Quante volte abbiamo viaggiato in luoghi lontani attraverso le immagini che ci appaiono sul grande schermo? Siamo stati in Vietnam con Apocalypse Now e nel Far West con gli spaghetti western di Sergio Leone - o almeno così abbiamo creduto, finché qualche guastafeste non ci ha informato che il Cuore di tenebra di Coppola è stato ricreato nelle Filippine e che Leone girava in Ciociaria. Il bello del cinema è proprio questo: non farci conoscere il mondo come è, ma come qualcuno l'ha immaginato, facendo leva sia sulle nostre attese che sulla nostra ingenuità.


Per questo anche le metropoli europee sono state rilette dal cinema in modo al contempo originale e folcloristico, come città dell'anima e insieme come capitali dell'immaginario collettivo. Di solito, succede quando è uno "straniero" a descrivere cinematograficamente un certo luogo, qualcuno estraneo alla realtà quotidiana di quell'ambiente, ma suggestionato dal suo fascino, così come è stato codificato nel tempo e nella fantasia della gente.

La Parigi di Moulin Rouge, ricreata dall'australiano Baz Luhrman, è un misto fra un quadro di Toulouse-Lautrec e una di quelle peccaminose cartoline che, nei primi anni del secolo, facevano da antesignane alle riviste pornografiche di oggi. Una Parigi bohemienne che era già apparsa nei musical di Vincente Minnelli e nei melodrammi di Richard Brooks, una ville lumière dove le luci, anche quelle dei lampioni dei quay, erano sempre rifettori di scena.

La Londra di La vera storia di Jack lo Squartatore è la stessa dei tanti Doctor Jekyll immaginati dal cinema americano dagli anni Venti ai giorni nostri, la stessa del Dracula di Coppola: nebbiosa, equivoca, a metà strada fra il rigore puritano e la perversione nascosta - di qui il proliferare di mostri dalla doppia identità, pronti a tirare fuori il proprio lato oscuro alla luce offuscata dei lampioni che, non più riflettori di scena, diventano, nell'Inghilterra di inizio secolo, barlumi di verità che attraversano una cortina di fumo.

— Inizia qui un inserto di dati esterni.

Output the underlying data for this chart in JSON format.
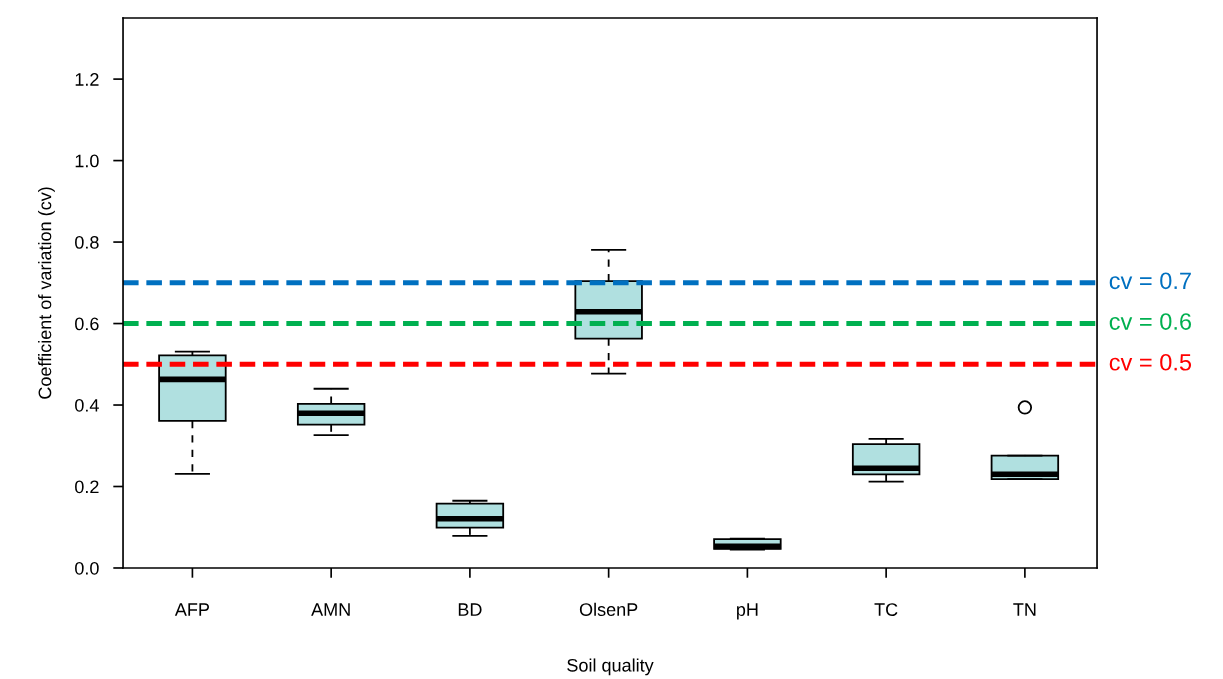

La Vienna del cinema è ancora e sempre quella della Principessa Sissi, nostalgicamente imperiale, fastosa e dorata, nulla a che vedere con la vera capitale austriaca che, pur bellissima, è essenziale ed austera. Lisbona al cinema è un mito musicale (Lisbon Story di Wim Wenders), Ginevra è un paradigma di precisione e di esasperante pulizia esteriore (Film rosso di Kieslowski). Madrid è la capitale dell'equivoco dei film di Almodòvar, un caotico coacervo di identità ambigue e conflittuali. Berlino non è una realtà urbana ma un simbolo: di degrado morale (Berlin Alexanderplatz di Fassbinder), di devastazione postbellica (Germania anno zero di Rossellini), di fantasmagoriche possibilità (Il cielo sopra Berlino di Wenders).

Infine Roma è raccontata nel modo più indelebile da due "provinciali", l'emiliano Fellini e il friulano Pasolini, che ne innalzano a mito cinematografico principalmente i difetti: la cialtroneria in Fellini, la "coattaggine" in Pasolini. Niente a che vedere con la Roma oleografica raccontata dai film americani, o quella, altrettanto stereotipata, dei Poveri ma belli anni '50.

Nessuna di queste città immaginarie è esattamente quella che è, ma è quella che ci aspettiamo, che il cinema ha creato per noi, e che adesso si sovrappone alla realtà, qualche volta obliterandola. Tant'è vero che, quando vediamo sul grande schermo una città diversa da quella che ci è stata raccontata, magari più vera (un esempio per tutti: la Milano mitteleuropea di L'aria serena dell'Ovest), fatichiamo a riconoscerla, e quasi quasi, ci rimaniamo male.